Çeşitli sinema ve dizi filmlerde rol almaya, kitaplar yazmaya başladı.
Nikerel, İstanbul Aydın Üniversitesinde İletişim Fakültesi Gazetecilik Bölümünü bitirdi. Aynı zamanda öğretim görevlisi olarak İletişim bölümünde ders verdi.
1998 yılında Sıcak Saatler dizisinde canlandırdığı babacan komiser Cehennem Cevdet karakteri ile gönüllere taht kurmuştu. 2003 yılında yayınlanmaya başlayan Kurtlar Vadisi dizisinde canlandırdığı eski kabadayı Seyfo Dayı karakteri, Nikerel'e büyük ün kazandırdı...
Esernleriı arasında “Görüş Günü”, “İkinci Yarı, “Cehenemde de Çiçer Açar”, “Aralık’tı”. “Yalansız Yalnızlığım”, “Ay Zamanı Zalımca”, ”Islak İzler, “Ve Dostluklara”, “Eksik Pazartesi” gibi kitaplarını sayabilirim.
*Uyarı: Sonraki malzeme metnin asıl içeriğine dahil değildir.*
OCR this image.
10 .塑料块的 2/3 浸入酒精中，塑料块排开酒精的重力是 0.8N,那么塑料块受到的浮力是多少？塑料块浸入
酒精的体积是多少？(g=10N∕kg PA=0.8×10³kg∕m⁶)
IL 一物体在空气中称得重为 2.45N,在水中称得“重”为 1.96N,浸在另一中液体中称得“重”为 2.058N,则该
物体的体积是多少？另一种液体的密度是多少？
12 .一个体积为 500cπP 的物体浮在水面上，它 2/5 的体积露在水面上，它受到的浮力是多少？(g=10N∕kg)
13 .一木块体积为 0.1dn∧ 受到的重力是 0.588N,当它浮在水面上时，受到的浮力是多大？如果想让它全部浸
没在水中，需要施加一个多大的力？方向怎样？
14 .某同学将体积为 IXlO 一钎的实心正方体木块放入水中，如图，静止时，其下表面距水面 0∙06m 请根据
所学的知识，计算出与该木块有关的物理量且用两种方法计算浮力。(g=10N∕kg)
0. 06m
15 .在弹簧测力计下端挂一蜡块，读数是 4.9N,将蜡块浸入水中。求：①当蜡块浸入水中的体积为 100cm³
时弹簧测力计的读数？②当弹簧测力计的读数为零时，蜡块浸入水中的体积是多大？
Yalansız Yalnızlığım’da uzun yolculuklarını anlattı. Paris eksenli hayatında Ömer Şerif'i tanıdı sinemaya, Özdemir Asaf'ı tanıdı, şiire yakın oldu.
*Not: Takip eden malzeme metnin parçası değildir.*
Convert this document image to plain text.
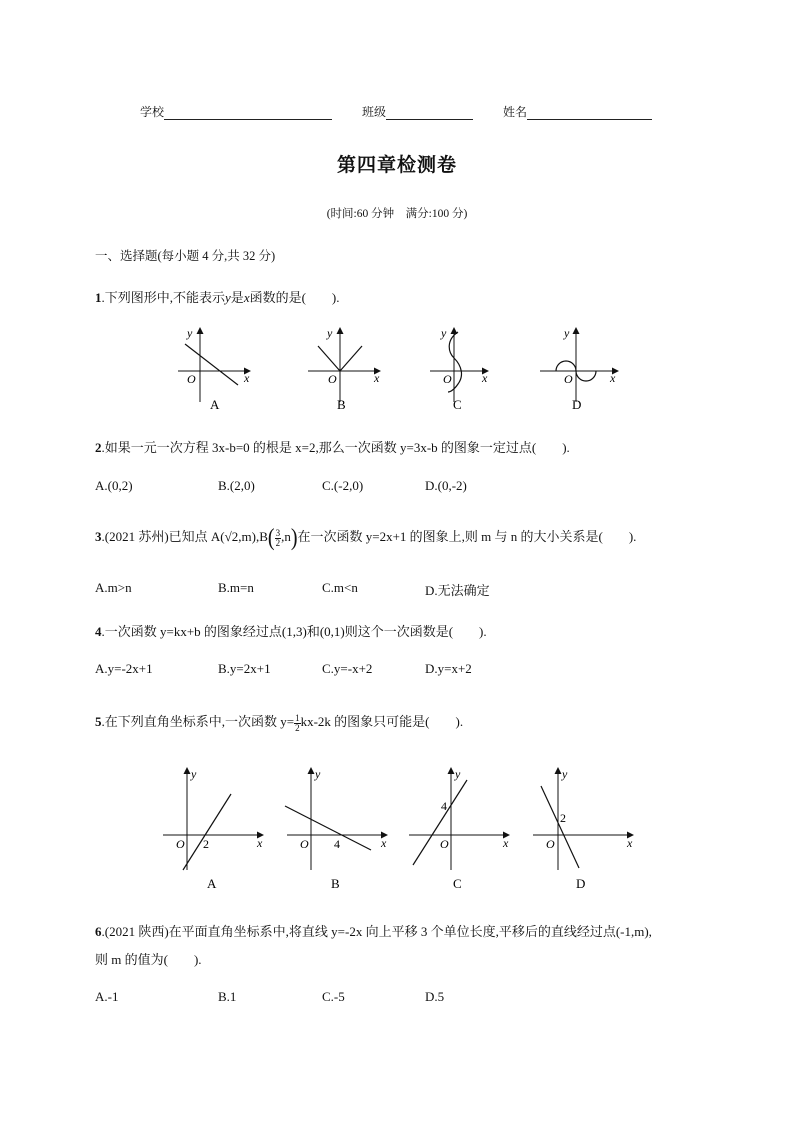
学校	班级	姓名
第四章检测卷
(时间:60 分钟　满分:100 分)
一、选择题(每小题 4 分,共 32 分)
1.下列图形中,不能表示y是x函数的是(　　).
y
x
O
A
y
x
O
B
y
x
O
C
y
x
O
D
2.如果一元一次方程 3x-b=0 的根是 x=2,那么一次函数 y=3x-b 的图象一定过点(　　).
A.(0,2)	B.(2,0)	C.(-2,0)	D.(0,-2)
3.(2021 苏州)已知点 $A(√2,m),B( \frac{3}{2} ,n)$在一次函数 y=2x+1 的图象上,则 m 与 n 的大小关系是(　　).
A.m>n	B.m=n	C.m<n	D.无法确定
4.一次函数 y=kx+b 的图象经过点(1,3)和(0,1)则这个一次函数是(　　).
A.y=-2x+1	B.y=2x+1	C.y=-x+2	D.y=x+2
5.在下列直角坐标系中,一次函数 $y= \frac{1}{2} kx-2k$ 的图象只可能是(　　).
y
x
O 2
A
y
x
O 4
B
y
x
O
4
C
y
x
O
2
D
6.(2021 陕西)在平面直角坐标系中,将直线 y=-2x 向上平移 3 个单位长度,平移后的直线经过点(-1,m),
则 m 的值为(　　).
A.-1	B.1	C.-5	D.5
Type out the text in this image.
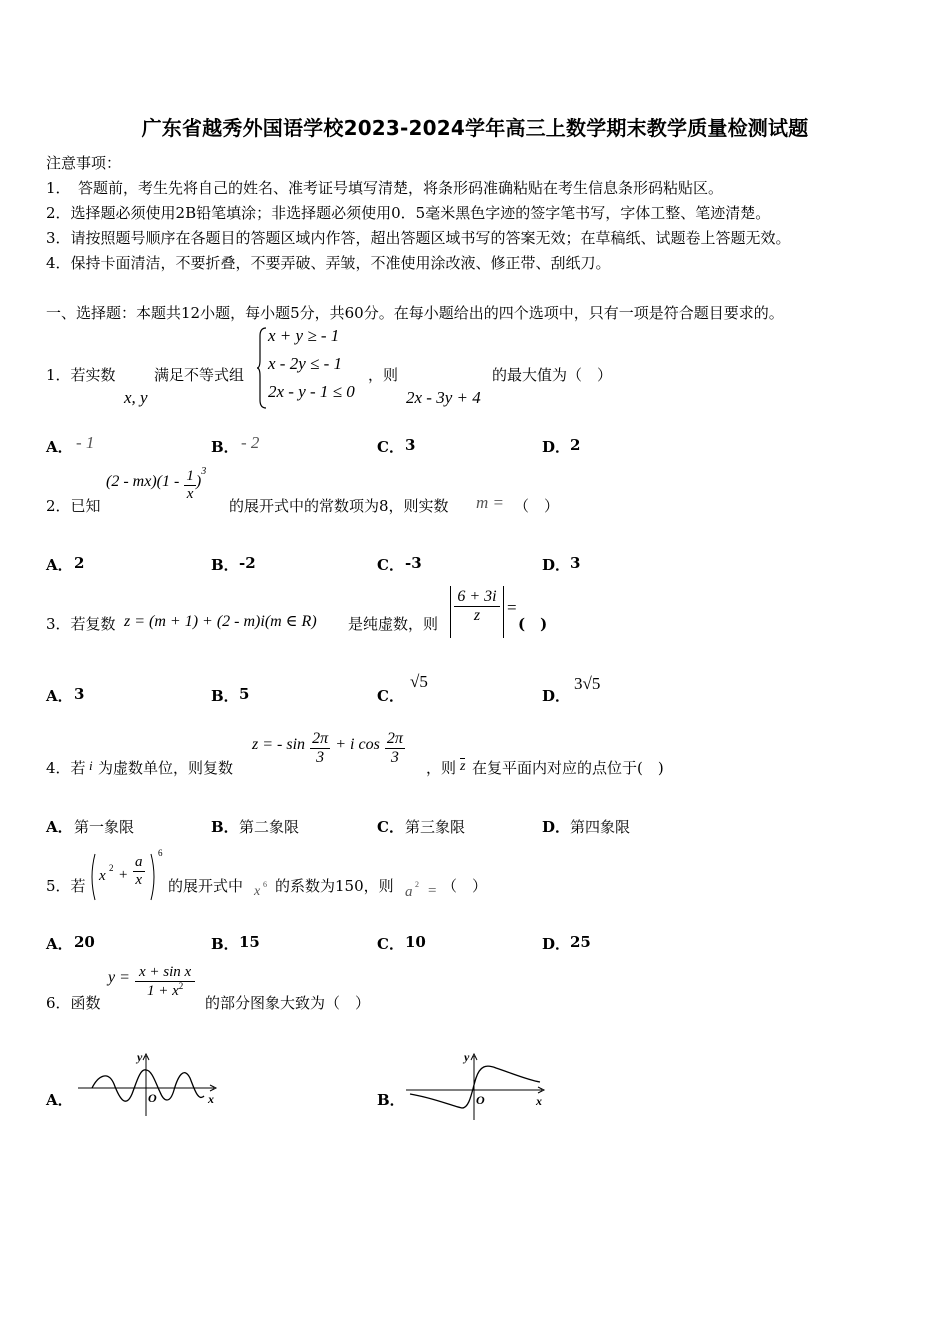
广东省越秀外国语学校2023-2024学年高三上数学期末教学质量检测试题
注意事项：
1．　答题前，考生先将自己的姓名、准考证号填写清楚，将条形码准确粘贴在考生信息条形码粘贴区。
2．选择题必须使用2B铅笔填涂；非选择题必须使用0．5毫米黑色字迹的签字笔书写，字体工整、笔迹清楚。
3．请按照题号顺序在各题目的答题区域内作答，超出答题区域书写的答案无效；在草稿纸、试题卷上答题无效。
4．保持卡面清洁，不要折叠，不要弄破、弄皱，不准使用涂改液、修正带、刮纸刀。
一、选择题：本题共12小题，每小题5分，共60分。在每小题给出的四个选项中，只有一项是符合题目要求的。
1．若实数	满足不等式组
x, y
x + y ≥ - 1
x - 2y ≤ - 1
2x - y - 1 ≤ 0
，则
2x - 3y + 4
的最大值为（　）
A． - 1	B． - 2	C． 3	D． 2
2．已知
$(2 - mx)(1 - \frac{1}{x} )^3$
的展开式中的常数项为8，则实数 m = （　）
A． 2	B． -2	C． -3	D． 3
3．若复数 z = (m + 1) + (2 - m)i(m ∈ R) 是纯虚数，则 $\frac{6 + 3i}{z}$ =
(　)
A． 3	B． 5	C．
√5
D．
3√5
4．若 i 为虚数单位，则复数
z = - $\sin \frac{2\pi}{3} + i$ $\cos \frac{2\pi}{3}$
，则 z 在复平面内对应的点位于(　)
A． 第一象限	B． 第二象限	C． 第三象限	D． 第四象限
5．若
x $2 + \frac{a}{x}$
6
的展开式中 x 6 的系数为150，则 a 2 = （　）
A． 20	B． 15	C． 10	D． 25
6．函数
$y = \frac{\text{x + sin x}}{1 + x^2}$
的部分图象大致为（　）
A．
y
O	x	B．
y
O	x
Aralık'tı adlı kitabıyla, Cengiz Aymatov ile aynı platformda ödül aldı. Tiyatro sahnesinde ilk defa 2004 yılında, Sadri Alışık Tiyatrosunda sahnelenen, "Ağır Roman" oyunuyla çıktı. Canlandırdığı "Arap Sado" tiplemesiyle, Magazin Gazetecileri Derneği’nin 12. Altın Objektif, "En İyi Tiyatro Oyuncusu" ödülünü aldı.
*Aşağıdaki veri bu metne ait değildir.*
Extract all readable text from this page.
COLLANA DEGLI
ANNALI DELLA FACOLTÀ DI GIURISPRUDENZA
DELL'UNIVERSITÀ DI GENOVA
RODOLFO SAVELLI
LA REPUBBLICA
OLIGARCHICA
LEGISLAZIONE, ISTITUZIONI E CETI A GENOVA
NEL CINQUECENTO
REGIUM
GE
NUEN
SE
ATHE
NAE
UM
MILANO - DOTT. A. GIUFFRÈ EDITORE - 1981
Yüze yakın film ve dizide rol aldı.
Nikerel, “Kurtlar Vadisi”yle birlikte, “Süper Baba” dizisinde “Arap Kadri” adlı bir mafya babasını, sözünü ettiğim gibi “Sıcak Saatler”de babacan ama aynı zamanda tam bir görev adamı olan “Cehennem Cevdet”i, “Bizim Ev”de “Necdet Reis”i, “Şaban Askerde”de “Kurşun Binbaşı”yı, “Deliyürek-Bumerang Cehenmemi'nde” Kerim Ağa'yı, “Zerda”da “Hasan Ali”yi ve “Ağır Roman”da “Arap Sado”yu başarıyla canlandırmıştı. Belene’de mahkum bir Türk’ü, Sonsuzluğun İki Yakası’da Ebu Kasem’i, Aynalı Tahir’de Taner Ağa’yı, Köprü’de Nihat’ı, Yaşanmış Şehir Hikâyeleri’nde Nuro Baba’yı, Susuzluk’ta, Halil’i, Ölüm Çiçekleri-Saraybosna’da Ali Fuat’ı, İpsiz Recep’te Hasan’ı, Deli Dumrul Kurtlar Kuşlar Aleminde’nde Zalim Baba rollerini oynamıştı.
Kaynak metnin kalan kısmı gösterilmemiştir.